For hotels to increase their revenue and make important decisions regarding their allocation of rooms, it is important that they accurately predict which customers might cancel their bookings in advance. Since hotel cancelation problems normally suffer from class imbalance issues, it is equally important to address this issue before applying any classifier for prediction, so that a model does not show bias toward the majority class [
33]. Our inclusion of SMOTE-ENN in case of the hotel cancelation problem could benefit the hospitality industry if preexisting datasets are suffering from problems related to class imbalances. Gustavo Batista et al. investigated numerous combinations of oversampling and under-sampling strategies compared to currently utilized strategies [
28]. Ultimately, the researchers noted that ENN was more effective at down sampling the majority class than the methods included in their study. They applied their strategy by expelling samples from both the majority and minority classes. Hence, any sample that was misclassified by its three closest neighbors was eliminated from the preparing set, which makes class distribution better for both classes and helps the classifier in its predictions compared to the SMOTE method itself.
Table 3 and
Table 4 show the results of different classifier performances, and we can observe from the table that standard+ SMOTE-ENN improved performance compared to the standard and standard +SMOTE classifiers. Among all the classifiers, random forest achieved the best results. From all the results, we can observe that SMOTE-ENN is able to enhance the prediction performance of classifiers by a significant amount.
Table 3 and
Table 4 present the true negative rate (TNR), false positive rate (FPR), and false negative rate (FPR) for both hotels.

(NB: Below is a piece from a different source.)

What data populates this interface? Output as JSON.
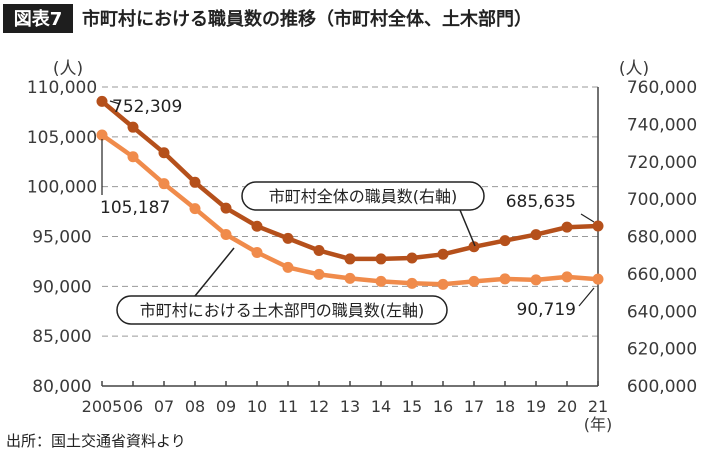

From the table, we can see that, for both hotels, RF+SMOTE-ENN achieved the highest TNR of almost 95% and 97%, which demonstrates that this classifier is able to accurately classify negative examples compared to other classifiers. Similarly, RF+SMOTE-ENN achieved the lowest false positive rates, 4.54 and 3.01, which shows that only 4.5% and 3% of the examples were misclassified as positive examples from all negative examples; this is an important measure regarding hotel booking cancelations. Furthermore, RF + SMOTE-ENN also achieved the lowest false negative rate, which demonstrates the extent to which positive examples were misclassified as negative examples. RF + SMOTE-ENN achieved 4.49 and 4.87 FNR for both hotels, which are the smallest values among all classifiers. We presented a statistical test for the classifiers included in this study, and we used a 5 × 5 cv combined F-test to establish the statistical significance of all classifiers; this approach is recommended for the testing of a classifier in one dataset [
10].
Table 5 and
Table 6 display the statistical significance of the different classifiers included in this study. We calculated the p-value of RF vs. every other classifier. All classifiers registered less value compared to a significance threshold of α = 0.05, which shows that both classifier performances are not similar.